Mercedes C63 AMGSalendo a bordo della C63 AMG ci si accorge subito di entrare in una signora berlina, dalle linee eleganti e raffinate a cui Mercedes ci ha abituati. Ma le sorprese non tardano ad arrivare quando si comincia a testare l’anima vera e propria di quest’auto.

È necessario guidarla con la consapevolezza che, anche se apparentemente domabile, basta poco per farla arrabbiare davvero e per scatenare tutta la sua furia. Al momento della messa in moto quello che si sente è un vero e proprio rombo che fa tremare l’asfalto, anche se l’assetto è impostato automaticamente in modalità Confort: quasi sicuramente un tentativo dei costruttori di mantenere i piloti più inesperti con i piedi per terra.
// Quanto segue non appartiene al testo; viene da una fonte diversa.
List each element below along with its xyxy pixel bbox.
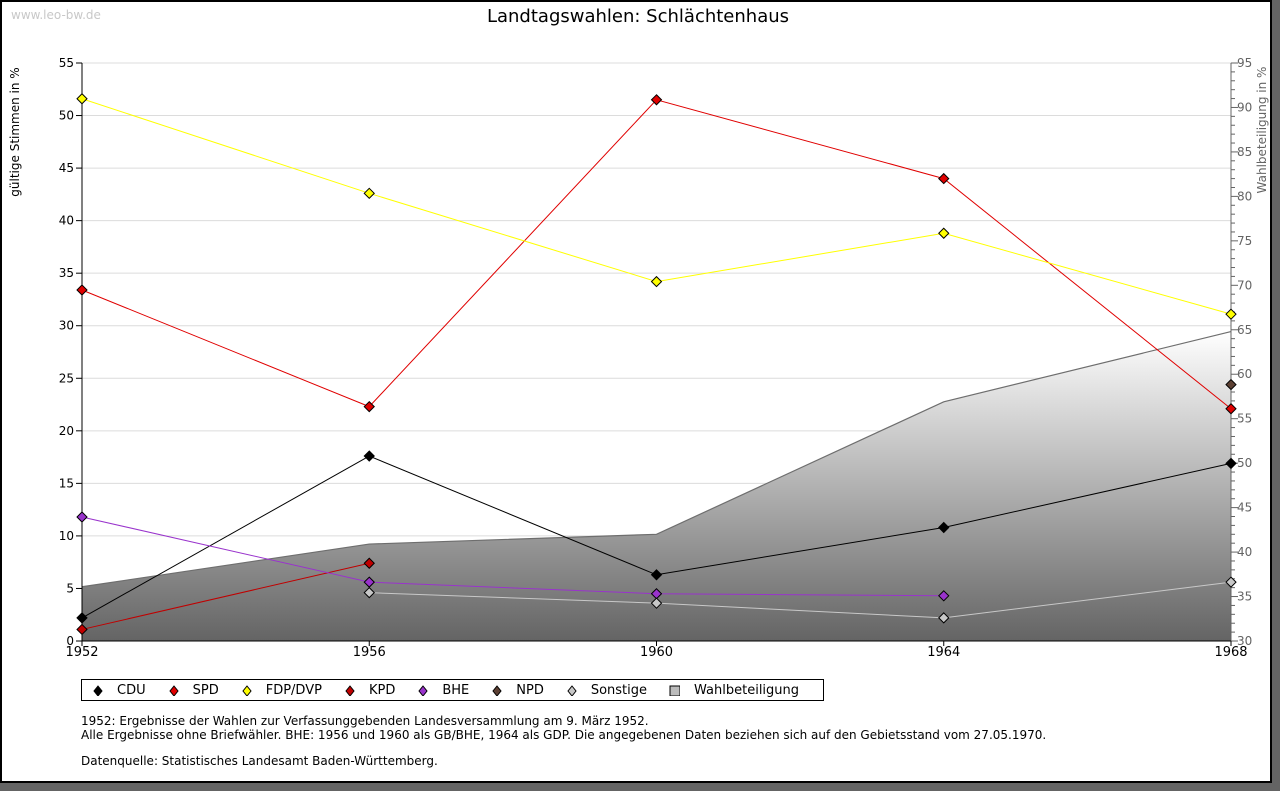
- series-line-bhe: [81, 516, 944, 597]
- legend-item: FDP/DVP: [241, 683, 322, 698]
- y2-tick-label: 40: [1237, 545, 1252, 559]
- y2-tick-label: 70: [1237, 278, 1252, 292]
- data-source: Datenquelle: Statistisches Landesamt Bad…: [81, 754, 438, 768]
- y-tick-label: 35: [59, 266, 74, 280]
- y2-axis-label: Wahlbeteiligung in %: [1255, 67, 1269, 194]
- series-line-sonstige: [369, 581, 1232, 619]
- legend-item: Sonstige: [566, 683, 647, 698]
- series-line-spd: [81, 99, 1232, 410]
- legend-item: SPD: [168, 683, 219, 698]
- legend-label: Sonstige: [590, 682, 648, 698]
- data-point-cdu: [76, 612, 88, 624]
- data-point-spd: [1225, 403, 1237, 415]
- legend-label: KPD: [368, 682, 396, 698]
- y-tick-label: 40: [59, 214, 74, 228]
- y2-tick-label: 85: [1237, 145, 1252, 159]
- series-points: [76, 93, 1237, 636]
- data-point-npd: [1225, 378, 1237, 391]
- y2-tick-label: 35: [1237, 590, 1252, 604]
- data-point-kpd: [363, 557, 375, 569]
- data-point-fdpdvp: [938, 227, 950, 239]
- legend-item: NPD: [491, 683, 544, 698]
- data-point-spd: [650, 94, 663, 106]
- data-point-spd: [363, 400, 375, 413]
- legend: CDU SPD FDP/DVP KPD BHE NPD Sonstige Wahlbeteil…: [81, 679, 824, 701]
- y-tick-label: 50: [59, 109, 74, 123]
- legend-diamond-icon: [345, 684, 355, 696]
- legend-diamond-icon: [168, 684, 179, 696]
- y-tick-label: 45: [59, 161, 74, 175]
- note-line-1: 1952: Ergebnisse der Wahlen zur Verfassu…: [81, 714, 649, 728]
- legend-label: Wahlbeteiligung: [694, 682, 800, 698]
- data-point-kpd: [76, 623, 88, 636]
- legend-label: SPD: [192, 682, 219, 698]
- data-point-cdu: [1225, 457, 1237, 470]
- y-tick-label: 20: [59, 424, 74, 438]
- x-tick-label: 1956: [353, 645, 386, 660]
- x-tick-label: 1964: [927, 645, 960, 660]
- legend-diamond-icon: [492, 684, 502, 696]
- watermark: www.leo-bw.de: [11, 8, 101, 22]
- y2-tick-label: 60: [1237, 367, 1252, 381]
- data-point-sonstige: [938, 612, 950, 624]
- data-point-sonstige: [1225, 576, 1237, 588]
- legend-label: NPD: [516, 682, 544, 698]
- y-tick-label: 15: [59, 476, 74, 490]
- chart-title: Landtagswahlen: Schlächtenhaus: [486, 6, 790, 27]
- data-point-spd: [938, 172, 950, 185]
- legend-item: Wahlbeteiligung: [669, 683, 799, 698]
- y-tick-label: 55: [59, 56, 74, 70]
- legend-label: BHE: [442, 682, 470, 698]
- data-point-cdu: [363, 450, 375, 462]
- legend-item: CDU: [92, 683, 146, 698]
- y2-tick-label: 90: [1237, 100, 1252, 114]
- data-point-cdu: [938, 521, 950, 534]
- data-point-sonstige: [650, 597, 663, 609]
- data-point-fdpdvp: [650, 275, 663, 288]
- legend-diamond-icon: [567, 684, 577, 696]
- legend-label: CDU: [117, 682, 146, 698]
- data-point-sonstige: [363, 586, 375, 599]
- legend-item: KPD: [344, 683, 395, 698]
- legend-square-icon: [669, 685, 681, 696]
- data-point-cdu: [650, 569, 663, 581]
- x-tick-label: 1968: [1214, 645, 1247, 660]
- legend-diamond-icon: [242, 684, 252, 696]
- data-point-spd: [76, 284, 88, 296]
- legend-diamond-icon: [93, 684, 103, 696]
- y2-tick-label: 80: [1237, 189, 1252, 203]
- y-tick-label: 30: [59, 319, 74, 333]
- legend-label: FDP/DVP: [265, 682, 322, 698]
- data-point-fdpdvp: [363, 187, 375, 200]
- x-tick-label: 1960: [640, 645, 673, 660]
- y2-tick-label: 45: [1237, 501, 1252, 515]
- data-point-bhe: [938, 590, 950, 602]
- y-tick-label: 10: [59, 529, 74, 543]
- data-point-bhe: [76, 511, 88, 523]
- y2-tick-label: 30: [1237, 634, 1252, 648]
- legend-item: BHE: [417, 683, 469, 698]
- y2-tick-label: 55: [1237, 412, 1252, 426]
- y2-tick-label: 50: [1237, 456, 1252, 470]
- chart-svg: 0 5 10 15 20 25 30 35 40 45 50 55 30 35 40 45 50 55 60 65 70…: [8, 56, 1269, 660]
- y2-tick-label: 75: [1237, 234, 1252, 248]
- series-line-kpd: [81, 562, 370, 630]
- y2-tick-label: 65: [1237, 323, 1252, 337]
- y-tick-label: 5: [66, 581, 74, 595]
- x-tick-label: 1952: [65, 645, 98, 660]
- turnout-line: [81, 330, 1232, 588]
- data-point-fdpdvp: [76, 93, 88, 105]
- data-point-fdpdvp: [1225, 308, 1237, 320]
- note-line-2: Alle Ergebnisse ohne Briefwähler. BHE: 1…: [81, 728, 1047, 742]
- y-tick-label: 25: [59, 371, 74, 385]
- y-axis-label: gültige Stimmen in %: [8, 67, 22, 196]
- axes: 0 5 10 15 20 25 30 35 40 45 50 55 30 35 40 45 50 55 60 65 70…: [59, 56, 1253, 660]
- y2-tick-label: 95: [1237, 56, 1252, 70]
- legend-diamond-icon: [418, 684, 428, 696]
- y-tick-label: 0: [66, 634, 74, 648]
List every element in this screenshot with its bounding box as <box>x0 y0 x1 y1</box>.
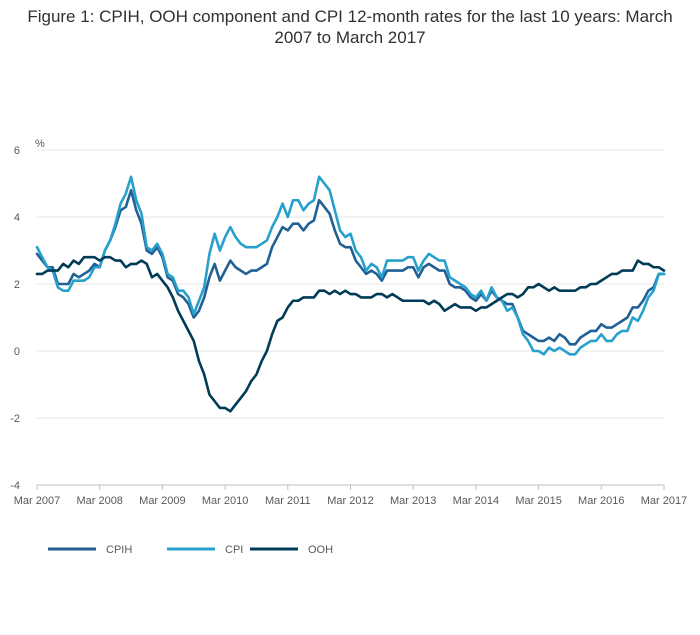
y-axis: 6 4 2 0 -2 -4 <box>10 145 20 492</box>
x-tick-label: Mar 2015 <box>515 495 561 507</box>
series-lines <box>35 175 666 413</box>
x-tick-label: Mar 2013 <box>390 495 436 507</box>
x-tick-label: Mar 2007 <box>14 495 60 507</box>
x-tick-label: Mar 2016 <box>578 495 624 507</box>
x-axis: Mar 2007 Mar 2008 Mar 2009 Mar 2010 Mar 2011… <box>14 485 687 507</box>
y-tick-label: -4 <box>10 480 20 492</box>
y-tick-label: 2 <box>14 279 20 291</box>
y-tick-label: 4 <box>14 212 20 224</box>
series-line-ooh <box>35 255 666 413</box>
x-tick-label: Mar 2017 <box>641 495 687 507</box>
legend: CPIH CPI OOH <box>48 544 333 556</box>
x-tick-label: Mar 2008 <box>76 495 122 507</box>
chart-title: Figure 1: CPIH, OOH component and CPI 12… <box>27 7 673 47</box>
y-tick-label: 0 <box>14 346 20 358</box>
x-tick-label: Mar 2014 <box>453 495 499 507</box>
x-tick-label: Mar 2012 <box>327 495 373 507</box>
x-tick-label: Mar 2011 <box>265 495 311 507</box>
y-axis-unit-label: % <box>35 138 45 150</box>
y-tick-label: -2 <box>10 413 20 425</box>
legend-label-cpi: CPI <box>225 544 243 556</box>
x-tick-label: Mar 2010 <box>202 495 248 507</box>
legend-label-cpih: CPIH <box>106 544 132 556</box>
legend-label-ooh: OOH <box>308 544 333 556</box>
gridlines <box>37 149 664 486</box>
x-tick-label: Mar 2009 <box>139 495 185 507</box>
series-line-cpi <box>35 175 666 356</box>
y-tick-label: 6 <box>14 145 20 157</box>
series-line-cpih <box>35 188 666 346</box>
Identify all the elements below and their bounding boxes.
Ma se si vuole provare qualcosa di più si può scegliere tra altre tre modalità di guida: Sport, Sport+ o Manuale, ma non sono certo per tutti. Stiamo parlando di un 6.208 cm³, 8 cilindri a V; 336 kw (457 CV) a 6.800 giri/minuto. Riuscire a tenere a bada tanta potenza è forse un privilegio riservato soltanto a chi è abituato a correre in pista, dove la C63 AMG regala le sue migliori prestazioni. Il sovrasterzo di potenza infatti è sempre dietro l’angolo e non è un dettaglio trascurabile quando si parla di principianti della guida sportiva.

A trazione posteriore e con un cambio ancora più incisivo rispetto alle sue sorelle minori è davvero una ragazza cattiva. Davvero bella e dalle forte emozioni, ma riservate solo a chi è pronto a spingersi oltre ed anche a pagare 73.388 € per averla.